Esta semana hablaba con Anna sobre Rafael Moneo, sobre esa capacidad que tiene para conciliar lo clásico y lo contemporáneo. Y eso me hacía pensar en su proyecto para la Bodega La Mejorada, en la provincia de Valladolid, construida en un antiguo monasterio jerónimo del S.XV y de la que nos hablaron los hermanos De La Cruz en nuestra última visita a La Botica de Matapozuelos.

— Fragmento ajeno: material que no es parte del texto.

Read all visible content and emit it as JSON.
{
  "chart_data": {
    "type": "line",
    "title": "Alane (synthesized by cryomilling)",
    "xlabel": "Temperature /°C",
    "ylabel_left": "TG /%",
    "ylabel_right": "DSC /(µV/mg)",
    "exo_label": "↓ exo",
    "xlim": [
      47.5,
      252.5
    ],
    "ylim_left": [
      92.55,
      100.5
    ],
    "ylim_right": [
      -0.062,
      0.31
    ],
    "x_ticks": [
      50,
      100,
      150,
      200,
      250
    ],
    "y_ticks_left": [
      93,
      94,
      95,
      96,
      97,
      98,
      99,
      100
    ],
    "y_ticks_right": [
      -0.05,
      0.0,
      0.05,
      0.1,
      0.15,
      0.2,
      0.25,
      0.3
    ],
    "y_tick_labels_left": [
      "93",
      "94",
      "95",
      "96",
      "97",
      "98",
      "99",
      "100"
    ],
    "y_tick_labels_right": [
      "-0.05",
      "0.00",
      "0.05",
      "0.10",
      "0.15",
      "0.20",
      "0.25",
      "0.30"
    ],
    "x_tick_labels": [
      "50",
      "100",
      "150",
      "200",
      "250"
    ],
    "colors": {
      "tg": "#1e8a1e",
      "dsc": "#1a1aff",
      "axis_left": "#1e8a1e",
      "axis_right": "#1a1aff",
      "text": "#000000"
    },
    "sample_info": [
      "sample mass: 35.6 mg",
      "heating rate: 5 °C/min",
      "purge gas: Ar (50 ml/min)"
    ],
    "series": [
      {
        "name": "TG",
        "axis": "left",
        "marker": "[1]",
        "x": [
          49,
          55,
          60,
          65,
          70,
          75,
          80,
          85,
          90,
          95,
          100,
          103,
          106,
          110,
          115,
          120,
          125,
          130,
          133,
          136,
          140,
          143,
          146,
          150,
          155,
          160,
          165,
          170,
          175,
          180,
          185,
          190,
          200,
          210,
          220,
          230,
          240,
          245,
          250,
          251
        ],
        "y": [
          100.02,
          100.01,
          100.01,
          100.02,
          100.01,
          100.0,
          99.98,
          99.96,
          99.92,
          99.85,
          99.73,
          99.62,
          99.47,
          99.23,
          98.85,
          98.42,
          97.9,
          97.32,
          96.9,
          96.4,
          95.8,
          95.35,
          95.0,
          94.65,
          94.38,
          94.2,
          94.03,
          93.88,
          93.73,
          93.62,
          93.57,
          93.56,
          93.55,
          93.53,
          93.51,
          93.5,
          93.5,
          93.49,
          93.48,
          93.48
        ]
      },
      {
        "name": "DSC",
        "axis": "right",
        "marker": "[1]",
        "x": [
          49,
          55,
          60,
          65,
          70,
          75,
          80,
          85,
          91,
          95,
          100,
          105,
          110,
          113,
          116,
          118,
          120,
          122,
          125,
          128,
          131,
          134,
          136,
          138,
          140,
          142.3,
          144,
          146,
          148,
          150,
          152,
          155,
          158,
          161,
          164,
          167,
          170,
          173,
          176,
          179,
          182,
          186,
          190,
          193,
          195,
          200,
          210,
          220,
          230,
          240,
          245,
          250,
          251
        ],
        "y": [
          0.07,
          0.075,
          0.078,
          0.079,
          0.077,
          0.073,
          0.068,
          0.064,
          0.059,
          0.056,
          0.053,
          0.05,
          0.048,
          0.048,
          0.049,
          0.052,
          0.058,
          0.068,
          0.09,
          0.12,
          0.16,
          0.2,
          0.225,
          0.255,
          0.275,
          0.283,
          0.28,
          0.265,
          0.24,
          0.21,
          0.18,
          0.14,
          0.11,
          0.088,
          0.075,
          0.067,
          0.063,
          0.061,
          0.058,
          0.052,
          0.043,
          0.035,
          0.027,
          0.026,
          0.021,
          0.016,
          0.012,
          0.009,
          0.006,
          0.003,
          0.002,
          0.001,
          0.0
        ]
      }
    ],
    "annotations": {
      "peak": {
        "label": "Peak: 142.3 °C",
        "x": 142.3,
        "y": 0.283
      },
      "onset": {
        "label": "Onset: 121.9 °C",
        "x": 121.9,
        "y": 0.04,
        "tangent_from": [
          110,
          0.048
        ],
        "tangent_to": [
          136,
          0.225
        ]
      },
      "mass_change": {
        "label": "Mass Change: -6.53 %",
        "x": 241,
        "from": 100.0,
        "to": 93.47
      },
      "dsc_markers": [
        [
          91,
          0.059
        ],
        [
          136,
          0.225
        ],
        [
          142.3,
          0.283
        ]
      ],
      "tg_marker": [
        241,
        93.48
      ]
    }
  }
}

Y eso me acabó llevando a otro proyecto completamente distinto, la iglesia de Iesu, en San Sebastián. Quizás sea eso, la capacidad de no repetirse, de no citarse a si mismo, lo que convierta a Moneo en uno de los arquitectos actuales que me parecen más interesantes: de la bodega La Mejorada a la ampliación del ayuntamiento de Murcia, de la iglesia de San Sebastián al Museo Nacional de Arte Romano de Mérida, que me parecen una de las obras arquitectónicas más apabullantes del último medio siglo en España.
No siempre me gusta todo lo que hace, pero consigue algo, una cualidad atemporal, un alejamiento de modas y de efectismos que, cuando se materializa en un proyecto que me interesa, me parece único.
Lo que he leído
Estoy estos días con Los Peligros de Fumar en la Cama, de Mariana Enríquez, y me está gustando mucho. Leo por ahí que la han comparado con Thomas Ligotti, pero, sinceramente, ella me interesa mucho más. La literatura de terror contemporánea tiende a tener, a veces, un punto pretencioso que encuentro en Ligotti y que no veo en ella, capaz de escribir con la sencillez de quien te está contando algo, sin darle más importancia, pero que consigue que ese algo se te queda dando vueltas en la cabeza durante días.
Lo que he visto
La Amenaza de Andrómeda es un clásico de ciencia ficción de 1971. A ratos puede no ser la película más trepidante que hayas visto, pero la historia está bien llevada y es un buen reflejo de cómo se aplica el método científico frente a algo que se desconoce.
Lo más interesante para mí, sin embargo, fue el apartado estético. No puede ser más años 70, pero al mismo tiempo es evidente la influencia en la primera película de la saga Resident Evil, desde el pueblo en el que comienza todo al diseño de ese laboratorio subterráneo organizado en plantas protegidas por una inteligencia artificial que dialoga con los personajes y acaba defendiéndose de ellos con rayos láser.
Lo que he escuchado
Esta semana volvía a Facelift, el primer disco de larga duración de Alice in Chains. Hacía un tiempo que no lo escuchaba.
En mis años finales de instituto tuve una etapa en la que estuve absolutamente volcado con el grunge. Nirvana me gustaban, pero eran un poco demasiado obvios (sí, otra vez la tontería de escuchar las cosas en función de la imagen que dieran), Pearl Jam estaban bien, pero eran, de alguna manera, la banda que oían los que me parecía que se creían especiales.
Así que me decanté por Alice in Chains. Quizás también porque eran una de las bandas grunge, quizás junto a Soundgarden, que se escoraban más hacia el metal. Y probablemente por esa actitud, sobre todo del guitarrista Jerry Cantrell, que parecía estar por allí casi de paso, recién salido de un concierto de una banda de metal de la década anterior, cuando parecía no haber más que camisas de franela a cuadros y botas militares. Como las que llevaba yo mientras me quejaba, ni más ni menos, que ya he dicho que lo de la coherencia lo he llevado siempre regular.
Volví a él, 32 años después. Qué barbaridad de disco. Y que barbaridad pensar que tenían 24 años.